Endlich wieder europäische Luft schnuppern, wir wollten unbedingt noch einen Schlenker nach Griechenland machen, da Marc noch eine Freundin besuchen wollte und wir nur Gutes über das Land für Bikepacking gehört hatten. Leider gab es keine Fähren mehr zwischen Zypern und Israel, wie es früher mal der Fall war. Daher ergab sich für uns nur die Möglichkeit zu fliegen, was wir eigentlich nicht mehr wollten. Aber wenn wir uns schon in den sauren Apfel beißen mussten und uns den Umstand machten, flogen wir direkt nach Athen um etwas Zeit zu sparen. Der Flug lief reibungslos und gegen 23 Uhr erreichten wir europäischen Boden. In diesen Momenten sind wir immer leicht angespannt: "Sind die Räder auch wirklich mitgekommen und unversehrt?" Aber unsere Räder warteten bereits brav neben dem Gepäckband und der Karton war unbeschädigt.

Wir suchten uns einen Platz, wo wir im Flughafen nächtigen konnten, da wir nicht nachts um 2 Uhr nach Aufbau der Räder in ein überteuertes Hotel fahren wollten und schliefen daher versteckt unter einer Rolltreppe. Am frühen Morgen steuerten wir als erstes einen Bäcker an, und wir waren überrascht: Fantastischer Café mit superleckeren Sandwiches wie beim deutschen Bäcker. An diesem Tag war mal wieder ein Marathon in Athen und die Straßen dadurch gesperrt und konnten so ganz entspannt durch die Stadt radeln - mit Marathon - Party - Musik inklusive. Das Highlight von Athen - das Akropolis wurde direkt als erstes angesteuert. Die Räder wurden angebunden und mit den Touristenmassen schoben wir uns den Berg hoch. Die Aussicht war natürlich atemberaubend, das Wetter genial und das Akropolis war fast so, wie man es sich vorstellt. Allergings sind noch immer Bauarbeiten im Gange, die wohl den Ursprungszustand widerherstellen sollen und anscheinend nie enden wollen. Anschließend rollten wir noch die vollgestopften, aber zugleich niedlichen Einkaufsgassen entlang und genossen das Flair des schönen Viertels. Zudem waren wir bei einem Fahrradladen, denn Marc wollte neue Ketten, da unsere bald mal ersetzt werden mussten. Für mich gab es für 1 Euro eine neue Schaltzughülle, da diese durch den Flug beschädigt wurde. Am Abend ging es nur noch in die Unterkunft und wir ließen es uns noch in einem angesagten Hipster Restaurant mit außergewöhnlichen Spezialitäten gut gehen. Glücklich ergatterten wir den letzten freien Tisch, denn was uns direkt auffiel: die Griechen scheinen sehr gesellig zu sein, so viele Restaurants, Tavernen und Cafés auf engstem Raum haben wir bis jetzt noch nicht gesehen.

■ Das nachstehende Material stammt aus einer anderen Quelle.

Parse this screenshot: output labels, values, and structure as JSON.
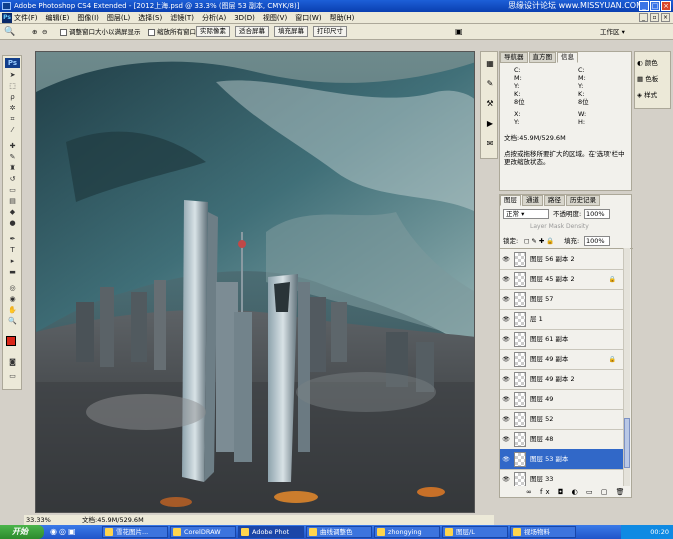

Die nächsten 6 Tage hatten es in sich: 550km bis nach Thessaloniki, da wir von dort aus die Fähre nach Limnos nehmen wollten und diese nicht jeden Tag fuhr. Zudem bekamen wir Besuch aus Deutschland und wollten dann wieder ohne Stress in Thessaloniki sein und ihn in Empfang nehmen. Am Montag mussten wir erstmal einkaufen und hatten die Strecke mit den meisten Höhenmeter. Kurz bevor wir die Vororte von Athen verließen, wurden wir von einem Radfahrer angesprochen. Er raunte uns Highlights auf der Strecke zu und meinte, dass unsere Route wohl nicht die beste Wahl sei und hatte Zweifel, ob ie überhaupt möglich sei. Da wir nicht genau verstanden was er meinte und wir nicht die Zeit für einen großen Umweg hatten, lehnten wir die gut gemeinten Ratschläge mit einem Achselzucken ab. Er bot uns noch einen Kaffee an, da er in der Nähe wohnte, welchen wir gerne annahmen. Es gab nicht nur Kaffee für uns, sondern auch viele andere griechische Leckereien von seiner Mutter. Süße und salzige Blätterteigtaschen sowie Gries Kuchen. Zudem gab er uns noch so viel mit, dass wir abends gar nicht mehr kochen mussten. Die Begegnung war ein wenig seltsam, er hatte eigentlich gar keine Zeit, weil er wieder zur Arbeit musste, tat in der kurzen Zeit aber alles um uns bestens zu versorgen. Danach ging es bergauf, aber es war eine recht angenehme Steigung - sowas kannten wir kaum noch. Oben angekommen, trafen wir zwei weitere Bikepacker: einen Schweizer und Polen. Mit letzterem fuhren wir gemeinsam weiter bis zu unserem Nachtlager. Die Abfahrten und Aussichten waren wunderschön, endlich wieder grüne Weiden und in der Ferne Bergspitzen mit Schnee.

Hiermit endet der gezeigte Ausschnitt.